Адаптация жанра натюрморт происходила как утверждение в расписном фарфоре периода Канси (1662-1722) китайского антикварного сюжета - "древностей/ста древних [предметов]" (бай гу). Здесь следует, видимо, учесть, что фарфор исторически превалировал в китайском экспорте, поэтому Канси выступил как предприниматель, заинтересованный в соответствии цинских товаров современным требованиям западного художественного рынка. Вместе с тем, по справедливому замечанию Джулии Кёртис, этот сюжет, применявшийся в росписи фарфоровых изделий Цзиндэчжэня уже около 1690 г., был обусловлен политикой и явился своеобразной рекламой маньчжурского
стр. 77
дома - "славной династии, пропагандирующей китайскую древность" [Curtis, 1998, р. 14]. Сюжет бай гу быстро распространился в разных видах цинского художественного ремесла (подобные произведения XVIII в. хранятся в западных и отечественных коллекциях, включая московский Государственный музей искусства народов Востока (см.: [Кузьменко, 2009, с. 25-27, 99-100])). Однако, представляясь сугубо китайской по духу, тема "древностей" до сих пор заслоняет от внимания большинства исследователей сам факт усвоения цинским искусством новации более высокого - жанрового уровня, т.е. рождения китайского натюрморта.

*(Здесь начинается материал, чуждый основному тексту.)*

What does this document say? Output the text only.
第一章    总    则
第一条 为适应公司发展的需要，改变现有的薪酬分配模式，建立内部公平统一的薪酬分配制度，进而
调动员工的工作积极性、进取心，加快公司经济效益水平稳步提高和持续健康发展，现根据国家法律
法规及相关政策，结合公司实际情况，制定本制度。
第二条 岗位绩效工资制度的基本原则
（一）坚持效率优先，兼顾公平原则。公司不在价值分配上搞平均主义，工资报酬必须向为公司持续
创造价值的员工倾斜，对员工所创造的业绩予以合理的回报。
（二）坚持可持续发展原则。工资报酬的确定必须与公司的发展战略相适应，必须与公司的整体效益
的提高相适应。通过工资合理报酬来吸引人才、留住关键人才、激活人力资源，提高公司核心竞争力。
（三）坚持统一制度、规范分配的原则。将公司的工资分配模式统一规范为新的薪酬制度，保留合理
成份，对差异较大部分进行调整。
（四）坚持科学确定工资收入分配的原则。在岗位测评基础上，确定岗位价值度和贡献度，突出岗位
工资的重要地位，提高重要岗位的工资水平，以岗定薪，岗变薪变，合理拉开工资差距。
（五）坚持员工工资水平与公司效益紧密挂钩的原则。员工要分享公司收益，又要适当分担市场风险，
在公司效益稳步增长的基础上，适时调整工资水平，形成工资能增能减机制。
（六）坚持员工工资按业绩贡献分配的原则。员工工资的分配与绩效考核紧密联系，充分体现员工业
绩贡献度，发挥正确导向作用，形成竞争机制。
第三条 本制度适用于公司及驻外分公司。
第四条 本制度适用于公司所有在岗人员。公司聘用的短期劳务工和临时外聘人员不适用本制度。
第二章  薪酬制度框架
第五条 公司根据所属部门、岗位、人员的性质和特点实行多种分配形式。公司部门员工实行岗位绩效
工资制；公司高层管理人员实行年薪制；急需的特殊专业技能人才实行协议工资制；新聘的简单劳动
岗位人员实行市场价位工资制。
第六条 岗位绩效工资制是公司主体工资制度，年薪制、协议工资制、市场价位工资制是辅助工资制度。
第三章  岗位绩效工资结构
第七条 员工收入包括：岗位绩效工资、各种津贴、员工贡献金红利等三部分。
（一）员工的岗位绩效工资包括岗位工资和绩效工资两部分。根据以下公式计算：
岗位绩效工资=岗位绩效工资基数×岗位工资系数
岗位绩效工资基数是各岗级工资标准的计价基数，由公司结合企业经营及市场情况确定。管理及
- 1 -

С периода Юнчжэн (1723-1735) "древности" сделались популярной темой придворной живописи. В британских музеях сохранилось несколько свитков под названием "Изображения антикварных вещей" (Гувань-ту, 1728-1729), которые считаются частями живописного каталога коллекций маньчжурского двора [China..., 2005, р. 252-255, 430]. "Древности" служили "вставным" сюжетом сцен придворной жизни и портретов, например в живописной серии "Один или двое" (Ши и ши эр, 1740-е-1781), изображающей императора Цяньлуна в его рабочем кабинете [Wu Hung, 1995, p. 36, fig. 12a, 12b]. Две ранние версии этой композиции приписываются соответственно итальянскому иезуиту Джузеппе Кастильоне - художнику-миссионеру при пекинском дворе (1715-1766), известному под именем Лан Ши-нин, и его китайскому ученику Яо Вэнь-ханю, работавшему в Пекине после 1743 г. [Запретный город..., 2007, с. 90; China..., 2005, р. 439-440]. Антикварный сюжет, представлявший династию и само цинское искусство, был одинаково распространен в придворных и экспортных китайских произведениях XVIII - начала XX в. [Неглинская, 1995, кат. N 17-25; Неглинская, 2006(1), кат. N 106, 125, 128, 141]. Присутствие "древностей" в декоре синьцзянских ковров [Изобразительные ковры..., 2006, с. 104, 122-129] и живописи на корейских дворцовых ширмах ["Ветер в соснах"..., 2010, с. 228-233] обозначило вторую волну утверждения сюжета в искусстве соседей и "вассалов" Китая. Подобное художественное заимствование представляет собой попытку "окраинных земель" подражать последней имперской моде; оно же служит выражением политической и культурной лояльности.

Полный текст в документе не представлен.